At many talks, Mark said, student-athletes have no idea about their school’s counseling and psychological services, have never been to a counseling center or ever talked to a professional about their mental health. Mark said Tyler didn’t have access to a licensed mental health practitioner at the time on Washington State’s campus with nearly 25,000 undergrad students.
“Everybody wants to know why Tyler's gone and I'm sure they want to know why Lauren's gone,” Mark said. “We just know they're hurting a little bit and we hope we're part of the solution.”
Mark said he thought, overall, he and Kym accomplished what they needed to at JMU — which is to share Tyler’s story. No matter how difficult it can be.
“It’s always hard — Tyler died,” Mark said. “It can’t get harder.”

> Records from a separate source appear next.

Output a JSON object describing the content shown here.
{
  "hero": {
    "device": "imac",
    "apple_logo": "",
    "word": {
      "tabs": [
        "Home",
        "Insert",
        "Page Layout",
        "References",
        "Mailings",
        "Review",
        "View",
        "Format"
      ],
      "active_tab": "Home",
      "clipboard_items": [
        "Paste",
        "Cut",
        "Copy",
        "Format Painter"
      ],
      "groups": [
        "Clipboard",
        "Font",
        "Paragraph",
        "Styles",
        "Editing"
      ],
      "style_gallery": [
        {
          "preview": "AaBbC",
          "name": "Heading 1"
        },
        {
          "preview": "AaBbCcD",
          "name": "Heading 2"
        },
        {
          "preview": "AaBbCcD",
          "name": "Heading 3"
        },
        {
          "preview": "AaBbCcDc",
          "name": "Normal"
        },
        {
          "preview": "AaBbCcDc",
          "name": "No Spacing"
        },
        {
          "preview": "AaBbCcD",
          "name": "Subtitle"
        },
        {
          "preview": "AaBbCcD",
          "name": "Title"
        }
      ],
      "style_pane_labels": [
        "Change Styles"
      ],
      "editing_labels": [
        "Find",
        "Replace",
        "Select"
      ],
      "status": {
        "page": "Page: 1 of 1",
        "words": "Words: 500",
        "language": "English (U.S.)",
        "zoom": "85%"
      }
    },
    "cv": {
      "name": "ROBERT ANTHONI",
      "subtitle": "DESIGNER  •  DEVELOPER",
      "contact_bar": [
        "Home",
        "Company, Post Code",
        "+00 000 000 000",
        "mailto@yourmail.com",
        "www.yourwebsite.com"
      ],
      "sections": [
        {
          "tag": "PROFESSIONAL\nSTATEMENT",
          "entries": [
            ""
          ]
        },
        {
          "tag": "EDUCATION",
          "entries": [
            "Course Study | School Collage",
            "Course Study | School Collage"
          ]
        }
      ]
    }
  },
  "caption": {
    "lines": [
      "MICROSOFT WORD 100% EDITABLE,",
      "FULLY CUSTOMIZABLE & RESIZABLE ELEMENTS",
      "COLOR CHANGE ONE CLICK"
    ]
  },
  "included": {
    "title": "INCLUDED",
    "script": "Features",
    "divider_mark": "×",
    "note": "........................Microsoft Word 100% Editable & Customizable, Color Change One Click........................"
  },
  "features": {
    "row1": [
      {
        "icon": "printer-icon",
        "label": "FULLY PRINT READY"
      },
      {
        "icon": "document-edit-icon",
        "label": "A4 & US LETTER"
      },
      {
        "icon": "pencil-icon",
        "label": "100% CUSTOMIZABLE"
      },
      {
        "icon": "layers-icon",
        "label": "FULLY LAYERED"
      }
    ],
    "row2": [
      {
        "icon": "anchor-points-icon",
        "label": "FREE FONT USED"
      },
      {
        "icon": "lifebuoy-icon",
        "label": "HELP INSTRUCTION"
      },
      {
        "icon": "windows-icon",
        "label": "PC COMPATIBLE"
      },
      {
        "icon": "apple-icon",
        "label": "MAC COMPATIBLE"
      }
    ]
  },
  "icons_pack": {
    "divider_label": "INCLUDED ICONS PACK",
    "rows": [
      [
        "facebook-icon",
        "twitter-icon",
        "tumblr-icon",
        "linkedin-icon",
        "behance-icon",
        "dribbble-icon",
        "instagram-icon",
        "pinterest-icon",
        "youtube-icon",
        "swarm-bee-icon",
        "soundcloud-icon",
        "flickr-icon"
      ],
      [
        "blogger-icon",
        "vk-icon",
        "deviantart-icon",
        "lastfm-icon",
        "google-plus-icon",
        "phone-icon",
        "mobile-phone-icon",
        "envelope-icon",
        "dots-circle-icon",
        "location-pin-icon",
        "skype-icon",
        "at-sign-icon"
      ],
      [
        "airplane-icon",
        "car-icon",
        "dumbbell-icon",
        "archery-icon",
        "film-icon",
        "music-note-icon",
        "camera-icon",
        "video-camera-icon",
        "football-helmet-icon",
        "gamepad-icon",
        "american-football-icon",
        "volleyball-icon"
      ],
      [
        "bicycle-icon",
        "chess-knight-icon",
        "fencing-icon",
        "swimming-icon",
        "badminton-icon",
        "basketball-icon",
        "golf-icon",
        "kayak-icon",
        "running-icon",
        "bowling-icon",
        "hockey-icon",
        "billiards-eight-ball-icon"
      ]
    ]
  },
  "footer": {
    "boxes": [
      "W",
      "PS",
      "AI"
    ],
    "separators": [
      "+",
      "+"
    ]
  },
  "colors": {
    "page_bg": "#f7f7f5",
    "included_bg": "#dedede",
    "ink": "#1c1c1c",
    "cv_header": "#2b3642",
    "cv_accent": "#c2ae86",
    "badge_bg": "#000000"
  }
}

But the Hilinskis can’t always put a measure on the success of their talks right away, they said. Sometimes it comes days, weeks or months after, when a student-athlete reaches out to them. An athlete might say thank you for sharing Tyler’s story.
Another athlete might say thank you for saving their life. For keeping what happened to Tyler from happening to them.
“It’s sort of a gift to believe, or to hope, that we are changing and saving lives,” Kym said. “I mean, that’s an incredible achievement. And if it is truly happening, then it actually helps me more with my sadness.”